Efficient algorithm to find weights of all cycles in an undirected weighted graph

Question

My aim is to find all the cycles and their respective weights in an weighted undirected graph. The weight of a cycle is defined as sum of the weights of the paths that constitute the cycle. My preset algorithm does the following:

dfs(int start, int now,int val)
{
     if(visited[now])
        return;
     if(now==start)
     {
        v.push_back(val);// v is the vector of all weights
        return;
     }
     dfs through all nodes neighbouring to now;
 }

I call dfs() from each start point:

for(int i=0;i<V;++i)
{
    initialise visited[];
    for(int j=0;j<adj[i].size();++j)//  adj is the adjacency matrix
        dfs(i,adj[i][j].first,adj[i][j].second); 
//  adj is a vector of vector of pairs
// The first element of the pair is the neighbour index and the second element is the weight
}

So the overall complexity of this algorithm is O(V*E) (I think so). Can anyone suggest a better approach?

Answer 1

Since not everyone defines it the same way, I assume...

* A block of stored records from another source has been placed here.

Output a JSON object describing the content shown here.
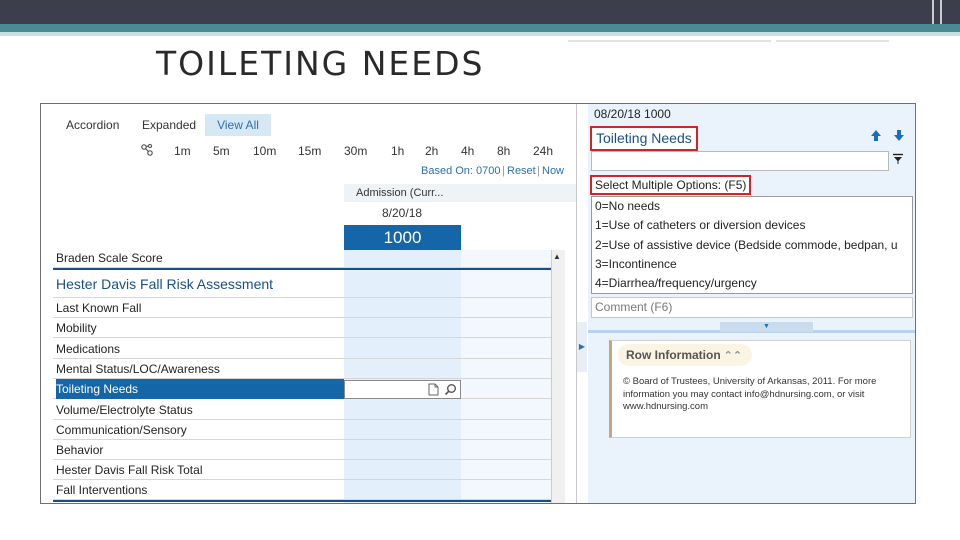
{
  "slide": {
    "title": "TOILETING NEEDS",
    "colors": {
      "dark_bar": "#3c3f4b",
      "teal_bar": "#4a8b93",
      "accent_blue": "#1466a8",
      "highlight_red": "#d2232a"
    }
  },
  "flowsheet": {
    "view_tabs": [
      {
        "label": "Accordion",
        "active": false
      },
      {
        "label": "Expanded",
        "active": false
      },
      {
        "label": "View All",
        "active": true
      }
    ],
    "interval_icon": "link-icon",
    "intervals": [
      "1m",
      "5m",
      "10m",
      "15m",
      "30m",
      "1h",
      "2h",
      "4h",
      "8h",
      "24h"
    ],
    "based_on": "Based On: 0700",
    "reset": "Reset",
    "now": "Now",
    "column_header": "Admission (Curr...",
    "column_date": "8/20/18",
    "column_time": "1000",
    "rows": [
      {
        "label": "Braden Scale Score"
      },
      {
        "label": "Hester Davis Fall Risk Assessment",
        "section": true
      },
      {
        "label": "Last Known Fall"
      },
      {
        "label": "Mobility"
      },
      {
        "label": "Medications"
      },
      {
        "label": "Mental Status/LOC/Awareness"
      },
      {
        "label": "Toileting Needs",
        "selected": true
      },
      {
        "label": "Volume/Electrolyte Status"
      },
      {
        "label": "Communication/Sensory"
      },
      {
        "label": "Behavior"
      },
      {
        "label": "Hester Davis Fall Risk Total"
      },
      {
        "label": "Fall Interventions"
      }
    ]
  },
  "detail": {
    "datetime": "08/20/18 1000",
    "title": "Toileting Needs",
    "select_label": "Select Multiple Options: (F5)",
    "options": [
      "0=No needs",
      "1=Use of catheters or diversion devices",
      "2=Use of assistive device (Bedside commode, bedpan, u",
      "3=Incontinence",
      "4=Diarrhea/frequency/urgency"
    ],
    "comment_placeholder": "Comment (F6)",
    "row_info": {
      "title": "Row Information",
      "text": "© Board of Trustees, University of Arkansas, 2011. For more information you may contact info@hdnursing.com, or visit www.hdnursing.com"
    }
  }
}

• the weigths are on the edges, not vertices
• the only vertex in a cycle that is visited more than one time is the start/end vertex
• a single vertex, or two connected vertices, are no cycle, ie. it needs at least three vertices
• between two vertices in your graph, there can't be more than one edge (no "multigraph")

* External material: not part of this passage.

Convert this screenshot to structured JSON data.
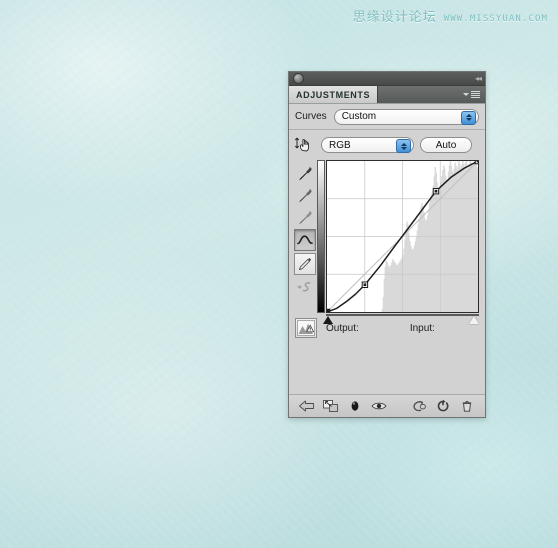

Following steps can determine if (at least) one odd-weighted cycle exists:

• Remove all vertices that have only 0 or 1 connected edges (not really necessary, but it might be faster with it).
• Split every even-weighted edge (only them, not the odd-weighted ones!) by inserting a new vertex. Eg. if the egde between vertex A and B has weight 4, it should become AZ 2 and ZB 2, or AZ 3 and ZB 1, or something like that.
  • The actual weight distribution is not important, you don't even need to save it. Because, starting after this step, all weights are not necessary anymore.
  • What did this actually do? Think like every odd weight is 1, and every even one is 2. (This doesn't change if there is a odd-weighted cycle: If 3+4+8 is odd then 1+2+2 is too). Now you're splitting all 2 into two 1. Since now the only existing weight is 1, determining if the sum is odd is the same as determining if the edge "count" is odd .
• Now, for checking bipartiteness / 2coloring:
  • You can use a modified DFS here
  • A vertex can be unknown, 0, or 1. When starting, assign 0 to a single vertex, all others are unknown. The unknown neighbors of a 0-vertex always get 1, and the ones of a 1-vertex always get 0.
  • While checking neighbors of a vertex if they were already visited, check too if the number is different from the vertex you're processing now. If not, you just found out that your graph has odd-weigthed cycles and you can stop everything.
  • If you reach then end of DFS without finding that, there are no odd-weighted cycles.
  • For the implementation, note that you could reach the "end" of DFS while there are still unvisited vertices, namely if you have a disconnected graph. If so, you'll need to set one of the remaining vertices to a known number (0) and continue DFS from there on.

Complexity O(V + E) (this time really, instead of a exponential thing or not-working solutions).